В чистом поле камень лежит —
серый камень меж трёх дорог…
Там моя записана жизнь
шершавыми шрамами строк.
Я прямой дорогой скакал —
той, что счастье найти сулит.
Только камень, видно, солгал —
счастье то давно унесли!..
Я по левой пустился в путь, —
за счастье не жаль и коня!
Шёл обратно я, сердцем пуст, —
снова камень подвёл меня…
Я по правой дороге бреду.
Правду камень сказал мне, увы!
Из беды попадаю в беду —
чую: мне не сносить головы!
Обомшел тот камень уже —
как надгробье, суров и стар…
…Ты не смейся над ним в душе —
ты прочти и точку в конце поставь…




«…Был остров на Днепре, комары и лес, протянувший…»

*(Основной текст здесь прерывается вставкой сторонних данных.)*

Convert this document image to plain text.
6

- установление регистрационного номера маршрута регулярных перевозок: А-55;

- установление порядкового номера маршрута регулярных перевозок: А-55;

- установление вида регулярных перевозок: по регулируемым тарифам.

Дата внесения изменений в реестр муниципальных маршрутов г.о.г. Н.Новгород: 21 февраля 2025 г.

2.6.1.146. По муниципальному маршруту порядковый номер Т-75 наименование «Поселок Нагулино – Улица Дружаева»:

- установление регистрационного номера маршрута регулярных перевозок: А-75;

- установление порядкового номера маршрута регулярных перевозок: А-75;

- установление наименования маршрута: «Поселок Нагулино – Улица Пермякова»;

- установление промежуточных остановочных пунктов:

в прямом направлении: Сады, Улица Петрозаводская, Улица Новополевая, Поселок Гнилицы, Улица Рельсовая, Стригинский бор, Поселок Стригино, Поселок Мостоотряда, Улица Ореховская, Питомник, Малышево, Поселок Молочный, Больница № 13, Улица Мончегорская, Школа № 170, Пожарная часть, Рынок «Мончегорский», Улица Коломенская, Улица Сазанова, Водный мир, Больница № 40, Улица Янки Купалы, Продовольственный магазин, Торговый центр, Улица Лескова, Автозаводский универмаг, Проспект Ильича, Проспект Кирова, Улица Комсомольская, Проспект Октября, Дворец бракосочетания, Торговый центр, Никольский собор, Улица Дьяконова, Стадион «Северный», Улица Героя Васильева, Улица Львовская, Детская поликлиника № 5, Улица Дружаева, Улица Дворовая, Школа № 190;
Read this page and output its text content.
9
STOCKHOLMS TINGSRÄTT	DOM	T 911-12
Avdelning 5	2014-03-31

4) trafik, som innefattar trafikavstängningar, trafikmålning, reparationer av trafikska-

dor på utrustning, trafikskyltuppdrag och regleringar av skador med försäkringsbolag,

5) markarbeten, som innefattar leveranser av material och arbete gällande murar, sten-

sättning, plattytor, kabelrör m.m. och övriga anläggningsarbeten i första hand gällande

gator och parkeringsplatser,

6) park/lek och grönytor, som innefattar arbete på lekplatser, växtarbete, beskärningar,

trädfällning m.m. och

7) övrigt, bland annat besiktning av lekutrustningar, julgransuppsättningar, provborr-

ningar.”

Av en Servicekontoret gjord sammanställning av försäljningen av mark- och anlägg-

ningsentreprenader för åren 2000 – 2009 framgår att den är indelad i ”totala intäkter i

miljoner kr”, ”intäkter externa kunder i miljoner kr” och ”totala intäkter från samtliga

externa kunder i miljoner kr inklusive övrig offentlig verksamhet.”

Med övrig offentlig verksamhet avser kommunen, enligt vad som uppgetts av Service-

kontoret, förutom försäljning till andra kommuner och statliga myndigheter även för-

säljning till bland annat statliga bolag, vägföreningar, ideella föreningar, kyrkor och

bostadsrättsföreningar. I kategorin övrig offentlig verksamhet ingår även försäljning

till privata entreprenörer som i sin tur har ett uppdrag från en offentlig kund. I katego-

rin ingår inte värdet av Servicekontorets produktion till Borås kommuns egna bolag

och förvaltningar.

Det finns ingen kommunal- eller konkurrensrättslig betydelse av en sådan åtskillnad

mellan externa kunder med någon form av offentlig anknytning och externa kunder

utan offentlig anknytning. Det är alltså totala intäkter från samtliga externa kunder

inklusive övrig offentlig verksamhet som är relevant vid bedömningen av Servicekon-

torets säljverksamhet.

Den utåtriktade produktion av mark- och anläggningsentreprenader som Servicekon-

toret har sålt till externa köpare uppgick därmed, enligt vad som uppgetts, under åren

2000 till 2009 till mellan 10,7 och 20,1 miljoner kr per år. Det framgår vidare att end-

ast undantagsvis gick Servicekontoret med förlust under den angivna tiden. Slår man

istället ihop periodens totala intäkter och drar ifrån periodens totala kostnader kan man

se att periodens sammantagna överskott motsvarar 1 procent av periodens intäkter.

…Был остров на Днепре, комары и лес, протянувший
лапы к нашему костру… Из его первозданности возник
леший. Мы угостили его сигаретой, а потом он исчез
и вернулся с плетёнкой домашнего вина, тёплым
караваем хлеба и банкой густого жёлтого мёда. И мы
втроём ели уху – настоящую днепровскую уху, запивали
её вином и наощупь били комаров, подкармливая пламя
обломками веток. Леший рассказывал…
Он жил здесь со старухой-матерью и работал лесником;
и он был одет в белую рубаху и заочно учился в лесо —
техническом. И мы похваливали уху и запивали её
вином – а рядом, кряхтя, ворочался Днепр, и из него
на нас глядели звёзды…




«…А когда за острия тополей цеплялась ночь – мягкая…»


…А когда за острия тополей цеплялась ночь – мягкая,
чёрная и звуконепроницаемая, как губка, из неё
выползали невидимые сверчки и завладевали миром…
Разбуженная луна, пытаясь разглядеть их, опускалась
низко-низко и, запутавшись в ветвях у моего окна,
никак не могла из них выбраться. В конце концов
она застывала на месте, как огромный оранжевый
абрикос…
…Тогда я засыпал, чтоб утром опять её увидеть и
разглядеть поближе… Но до утра она куда-то исчезала…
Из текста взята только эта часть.